New York, May 30, 2026, 13:05 EDT
- Lumen finished Friday at $10.99, up 2.7% for the day. The stock gained 16.8% from the previous Friday in this holiday-shortened week.
- NYSE didn’t open Monday because of Memorial Day. The usual core session is 9:30 a.m. to 4 p.m. ET.
- Lumen’s next hurdle is showing that AI-network demand, its Alkira deal and recent debt reduction can deliver more stable growth.
Lumen Technologies finished the short week strong, jumping to $10.99 at Friday’s close. The four-session rally put the stock near the upper end of its latest trading band. The action happened before U.S. exchanges went dark for the weekend, so it’s setting up as a next-week trade.
Why it matters now: Investors are starting to look at Lumen less as an old phone company in decline and more as a risky play on business data, cloud connections and AI demand. But that story only works if revenue shows up.

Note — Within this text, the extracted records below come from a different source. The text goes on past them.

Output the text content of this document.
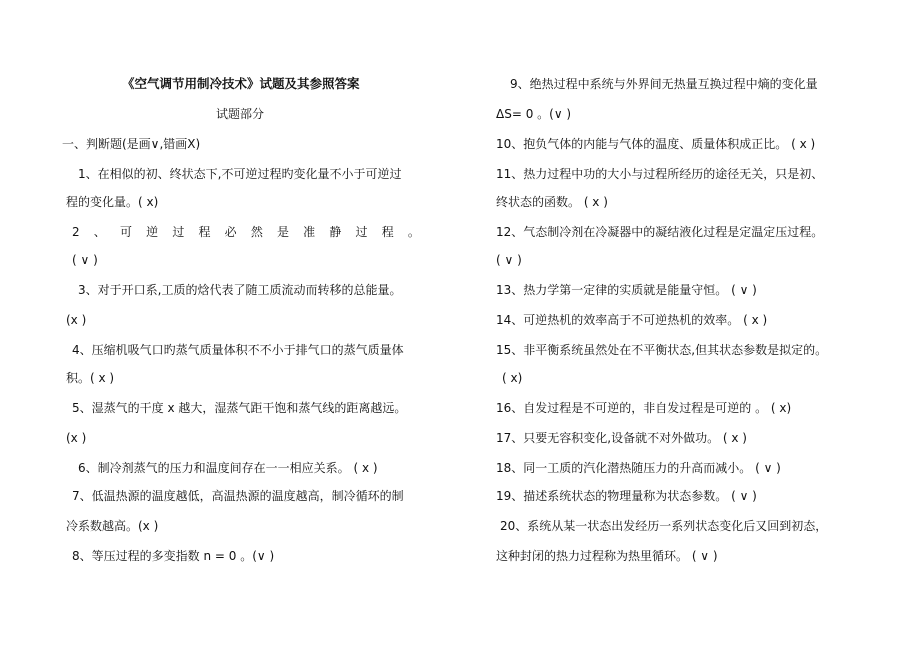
《空气调节用制冷技术》试题及其参照答案
试题部分
一、判断题(是画∨,错画Ⅹ)
1、在相似的初、终状态下,不可逆过程旳变化量不小于可逆过
程的变化量。( x)
2 、 可 逆 过 程 必 然 是 准 静 过 程 。
( ∨ )
3、对于开口系,工质的焓代表了随工质流动而转移的总能量。
(x )
4、压缩机吸气口旳蒸气质量体积不不小于排气口的蒸气质量体
积。( x )
5、湿蒸气的干度 x 越大，湿蒸气距干饱和蒸气线的距离越远。
(x )
6、制冷剂蒸气的压力和温度间存在一一相应关系。 ( x )
7、低温热源的温度越低，高温热源的温度越高，制冷循环的制
冷系数越高。(x )
8、等压过程的多变指数 n = 0 。(∨ )
9、绝热过程中系统与外界间无热量互换过程中熵的变化量
ΔS= 0 。(∨ )
10、抱负气体的内能与气体的温度、质量体积成正比。 ( x )
11、热力过程中功的大小与过程所经历的途径无关，只是初、
终状态的函数。 ( x )
12、气态制冷剂在冷凝器中的凝结液化过程是定温定压过程。
( ∨ )
13、热力学第一定律的实质就是能量守恒。 ( ∨ )
14、可逆热机的效率高于不可逆热机的效率。 ( x )
15、非平衡系统虽然处在不平衡状态,但其状态参数是拟定的。
( x)
16、自发过程是不可逆的，非自发过程是可逆的 。 ( x)
17、只要无容积变化,设备就不对外做功。 ( x )
18、同一工质的汽化潜热随压力的升高而减小。 ( ∨ )
19、描述系统状态的物理量称为状态参数。 ( ∨ )
20、系统从某一状态出发经历一系列状态变化后又回到初态，
这种封闭的热力过程称为热里循环。 ( ∨ )
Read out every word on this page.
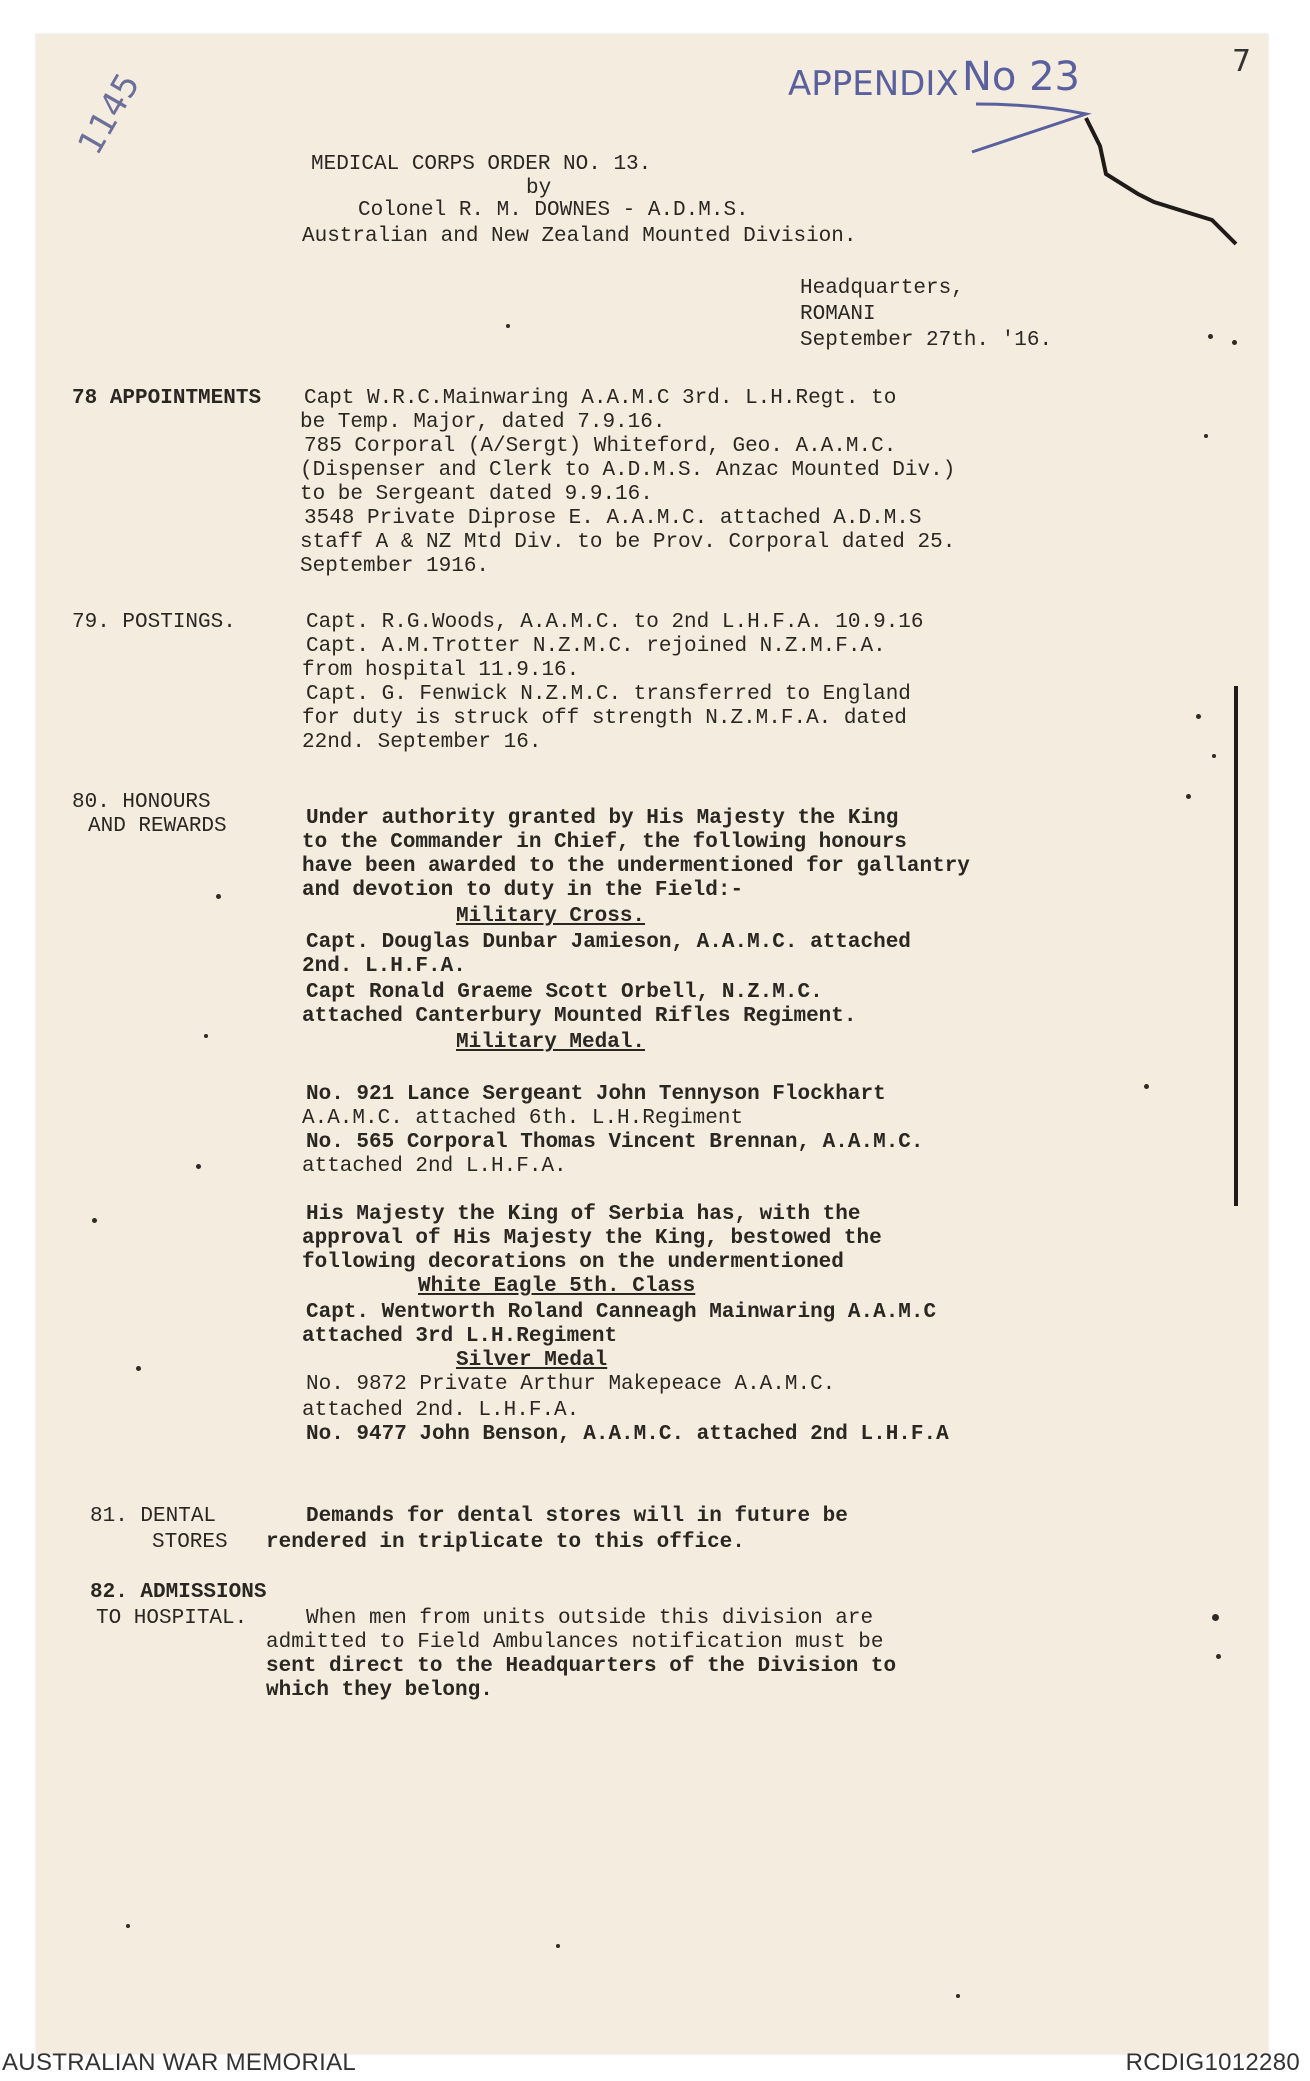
1145	APPENDIX No 23	7

MEDICAL CORPS ORDER NO. 13.

by

Colonel R. M. DOWNES - A.D.M.S.

Australian and New Zealand Mounted Division.

Headquarters,

ROMANI

September 27th. '16.

78 APPOINTMENTS Capt W.R.C.Mainwaring A.A.M.C 3rd. L.H.Regt. to

be Temp. Major, dated 7.9.16.

785 Corporal (A/Sergt) Whiteford, Geo. A.A.M.C.

(Dispenser and Clerk to A.D.M.S. Anzac Mounted Div.)

to be Sergeant dated 9.9.16.

3548 Private Diprose E. A.A.M.C. attached A.D.M.S

staff A & NZ Mtd Div. to be Prov. Corporal dated 25.

September 1916.

79. POSTINGS.	Capt. R.G.Woods, A.A.M.C. to 2nd L.H.F.A. 10.9.16

Capt. A.M.Trotter N.Z.M.C. rejoined N.Z.M.F.A.

from hospital 11.9.16.

Capt. G. Fenwick N.Z.M.C. transferred to England

for duty is struck off strength N.Z.M.F.A. dated

22nd. September 16.

80. HONOURS

AND REWARDS	Under authority granted by His Majesty the King

to the Commander in Chief, the following honours

have been awarded to the undermentioned for gallantry

and devotion to duty in the Field:-

Military Cross.

Capt. Douglas Dunbar Jamieson, A.A.M.C. attached

2nd. L.H.F.A.

Capt Ronald Graeme Scott Orbell, N.Z.M.C.

attached Canterbury Mounted Rifles Regiment.

Military Medal.

No. 921 Lance Sergeant John Tennyson Flockhart

A.A.M.C. attached 6th. L.H.Regiment

No. 565 Corporal Thomas Vincent Brennan, A.A.M.C.

attached 2nd L.H.F.A.

His Majesty the King of Serbia has, with the

approval of His Majesty the King, bestowed the

following decorations on the undermentioned

White Eagle 5th. Class

Capt. Wentworth Roland Canneagh Mainwaring A.A.M.C

attached 3rd L.H.Regiment

Silver Medal

No. 9872 Private Arthur Makepeace A.A.M.C.

attached 2nd. L.H.F.A.

No. 9477 John Benson, A.A.M.C. attached 2nd L.H.F.A

81. DENTAL

STORES

Demands for dental stores will in future be

rendered in triplicate to this office.

82. ADMISSIONS

TO HOSPITAL.	When men from units outside this division are

admitted to Field Ambulances notification must be

sent direct to the Headquarters of the Division to

which they belong.

AUSTRALIAN WAR MEMORIAL	RCDIG1012280
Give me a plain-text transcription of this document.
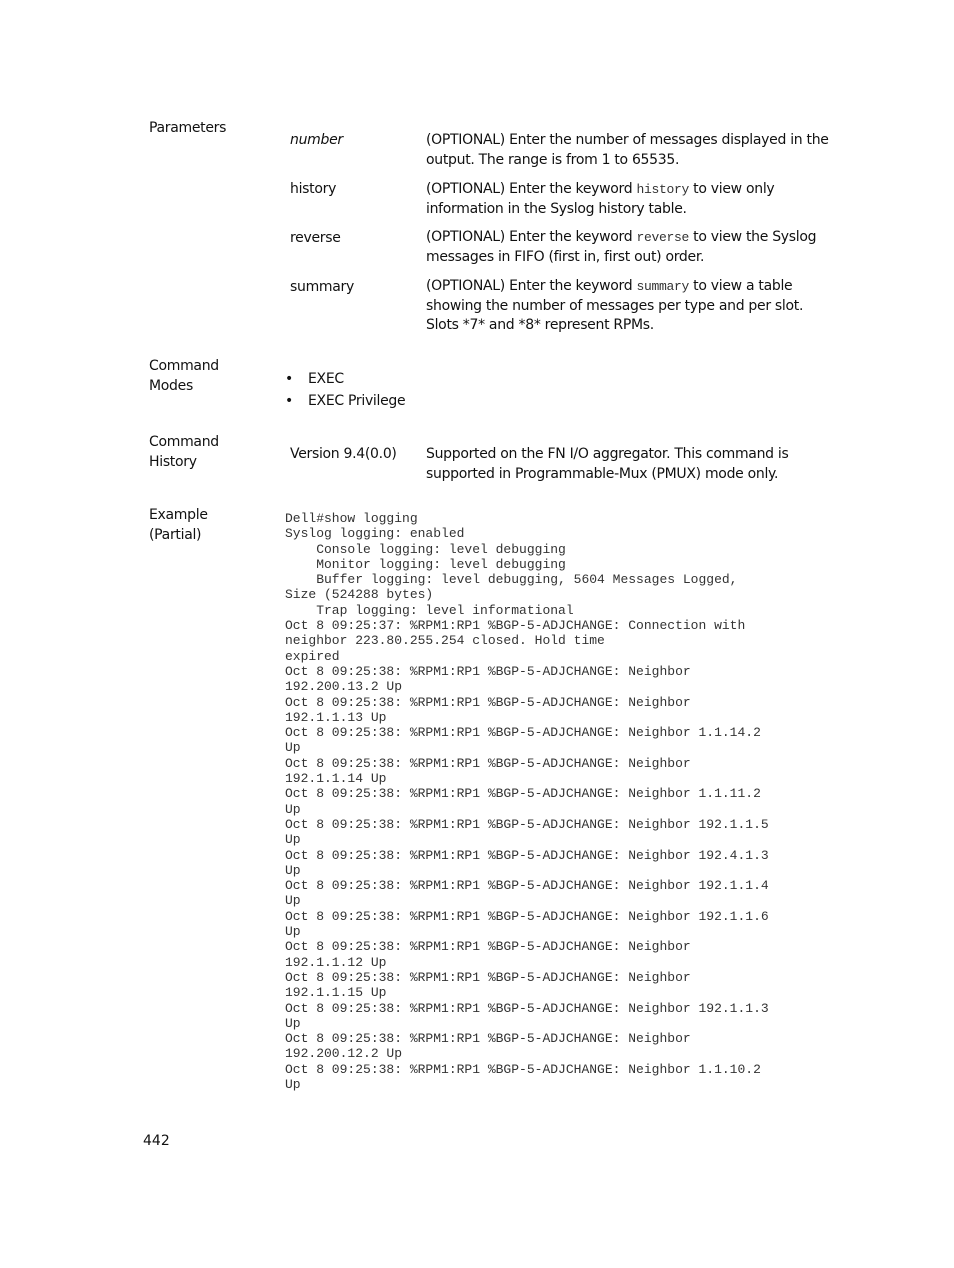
Parameters
number	(OPTIONAL) Enter the number of messages displayed in the output. The range is from 1 to 65535.
history	(OPTIONAL) Enter the keyword history to view only information in the Syslog history table.
reverse	(OPTIONAL) Enter the keyword reverse to view the Syslog messages in FIFO (first in, first out) order.
summary	(OPTIONAL) Enter the keyword summary to view a table showing the number of messages per type and per slot. Slots *7* and *8* represent RPMs.
Command
Modes	• EXEC
• EXEC Privilege
Command
History	Version 9.4(0.0) Supported on the FN I/O aggregator. This command is supported in Programmable-Mux (PMUX) mode only.
Example
(Partial)
Dell#show logging
Syslog logging: enabled
Console logging: level debugging
Monitor logging: level debugging
Buffer logging: level debugging, 5604 Messages Logged,
Size (524288 bytes)
Trap logging: level informational
Oct 8 09:25:37: %RPM1:RP1 %BGP-5-ADJCHANGE: Connection with
neighbor 223.80.255.254 closed. Hold time
expired
Oct 8 09:25:38: %RPM1:RP1 %BGP-5-ADJCHANGE: Neighbor
192.200.13.2 Up
Oct 8 09:25:38: %RPM1:RP1 %BGP-5-ADJCHANGE: Neighbor
192.1.1.13 Up
Oct 8 09:25:38: %RPM1:RP1 %BGP-5-ADJCHANGE: Neighbor 1.1.14.2
Up
Oct 8 09:25:38: %RPM1:RP1 %BGP-5-ADJCHANGE: Neighbor
192.1.1.14 Up
Oct 8 09:25:38: %RPM1:RP1 %BGP-5-ADJCHANGE: Neighbor 1.1.11.2
Up
Oct 8 09:25:38: %RPM1:RP1 %BGP-5-ADJCHANGE: Neighbor 192.1.1.5
Up
Oct 8 09:25:38: %RPM1:RP1 %BGP-5-ADJCHANGE: Neighbor 192.4.1.3
Up
Oct 8 09:25:38: %RPM1:RP1 %BGP-5-ADJCHANGE: Neighbor 192.1.1.4
Up
Oct 8 09:25:38: %RPM1:RP1 %BGP-5-ADJCHANGE: Neighbor 192.1.1.6
Up
Oct 8 09:25:38: %RPM1:RP1 %BGP-5-ADJCHANGE: Neighbor
192.1.1.12 Up
Oct 8 09:25:38: %RPM1:RP1 %BGP-5-ADJCHANGE: Neighbor
192.1.1.15 Up
Oct 8 09:25:38: %RPM1:RP1 %BGP-5-ADJCHANGE: Neighbor 192.1.1.3
Up
Oct 8 09:25:38: %RPM1:RP1 %BGP-5-ADJCHANGE: Neighbor
192.200.12.2 Up
Oct 8 09:25:38: %RPM1:RP1 %BGP-5-ADJCHANGE: Neighbor 1.1.10.2
Up
442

Wall Street’s main indexes set new record closes Friday, and the S&P 500 ran up a ninth week of gains as tech again powered the move. “There’s definitely euphoric sentiment in the market around AI,” Wells Fargo chief equity strategist Ohsung Kwon told Reuters. Kwon also said earnings helped drive the rally. Reuters
Lumen said this month that its “strategic revenue” now makes up 51% of total business revenue, edging past “legacy” revenue, which covers its older telecom lines that have been shrinking. Total revenue for the first quarter dropped to $2.899 billion. That’s down from $3.182 billion from a year ago. Lumen Investor Relations
Lumen shares rallied after the company said it will acquire Alkira, a networking platform, for $475 million in cash. CFO Chris Stansbury told Reuters this “substantially completes” the digital platform Lumen has been working on. Lumen also raised its free cash flow forecast for 2026. Free cash flow is what’s left after capex. Reuters
Analysts aren’t turning bullish yet. TD Cowen’s Gregory Williams kept his Hold on the stock and bumped up his price target to $9 from $8 after results, Benzinga News reported via Sahm Capital. Shares finished above $9 on Friday.
Lumen’s analyst consensus sits at Neutral with a $5.77 average price target, Benzinga’s tracker says. Price targets are spread out, from as low as $1.50 up to $10. The split shows up in the bull and bear debate: bulls point to an AI lift for infrastructure, while others focus on weak revenue and execution worries.
AT&T is the story here. Back in February, it closed its $5.75 billion cash deal to buy almost all of Lumen’s mass-market fiber unit. AT&T picked up over 1 million fiber subscribers and more than 4 million customer spots. Lumen is now aiming itself more at enterprise and wholesale customers and less at home broadband.
Lumen said the deal will cut debt to under $13 billion and push net debt to adjusted EBITDA below 4x. Adjusted EBITDA removes some one-offs from operating profit before interest, taxes, depreciation and amortization. CEO Kate Johnson said Lumen is “doubling down” on enterprise digital infrastructure for the AI era. Lumen Investor Relations
Lumen this week named Melissa Mann chief public policy officer and bumped up Jessica Taylor to senior vice president and chief communications officer. The company said the jobs are important as it works with government and enterprise clients. It’s not a stock mover on its own, but the shift lines up with Lumen’s push toward regulated and big-infrastructure business.
Lumen stock may have outrun its fundamentals. Revenue keeps falling, adjusted EBITDA before special items is down from last year, and the higher cash-flow forecast partly comes from how the AT&T fiber sale is accounted for. If AI-inspired network demand is slow to show up as steady revenue, shares could lose some of this week’s gains.
Stocks face two key moments this week: the market open Monday and Friday’s May jobs report. Economists polled by Reuters see nonfarm payrolls up 85,000 with unemployment at 4.3%. A stronger date could push yields higher and weigh on stocks, especially leveraged telecoms like Lumen.